Friday, April 18, 2014

Add Three More Days To My Streak

Day 16: Wednesday; I didn’t get out for a run until after the sun had already set.  For the first time that I can remember, I wished for reflective wear as I ran down Highway One.  For a moment I considered wearing my headlamp.  But vanity got the best of me, and I decided on a light colored shirt instead (light blue).  Okay, so I quickly ran off the streets, into the wharf and marina where cars cannot venture.  Miles run:  3

Day 17:  Thursday, I ran in Whiting Ranch which is in the foothills of the Santa Ana Mountains (Saddleback Mountains).  I avoid Whiting Ranch because that’s the location that most of the cougar activity I hear about comes from.  A cyclist was killed there some years back by a cougar.  He was reportedly stooped down fixing his bike.  A couple days later, that same cougar dragged off a woman.  She survived.  Fast forward some years -- just last week, a cougar was shot for acting aggressively and “stalking” a family.  Needless to say, being a lone runner, this is a place I avoid (call me stupid, because there’s cougars other places that I run, this particular area though seems to have the most reported activity.)

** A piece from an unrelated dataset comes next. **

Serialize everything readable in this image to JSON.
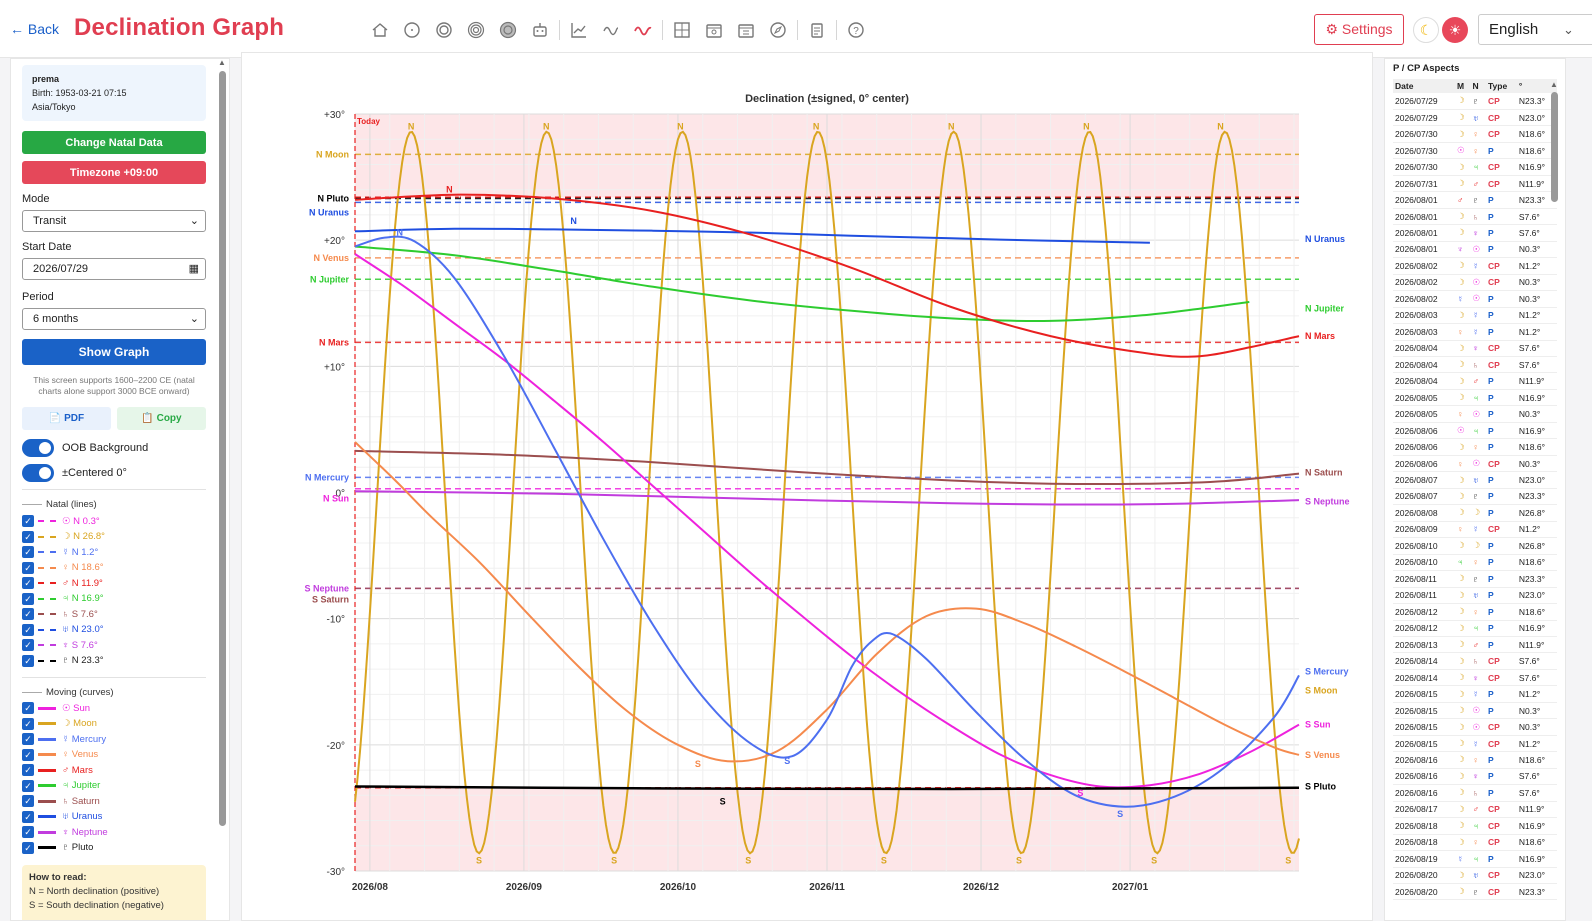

Thursday however, I ran with a girlfriend whom I have haven’t run with in a few years.  Victoria contacted me early in the week, and after a short deliberation, we decided upon Whiting Ranch.  I printed up a map the night prior.  She read it while we ran (because I run without my reading glasses), and we ran through lovely, green wooded areas for eight miles.  She kicked my butt, needless to say.  I’m so used to lollygagging about the wilderness without needing to keep up with another runner.  It was a wonderful run, and Victoria kept me on my toes no doubt!

Whiting Ranch:

Day 18: 1.35 miles: Friday; I am so wiped out from many days and evenings of work (both teaching adults and substitute teaching children), that it took all that I had to run out the door and put in the minimum.  I ran 1.35 miles into town.  My feet dragged.  Back at home, I did ten burpees in the kitchen.  Then feeling badly for struggling so much for such a little load, I took in fifty squats.  Call me crazy.  Cuz I am.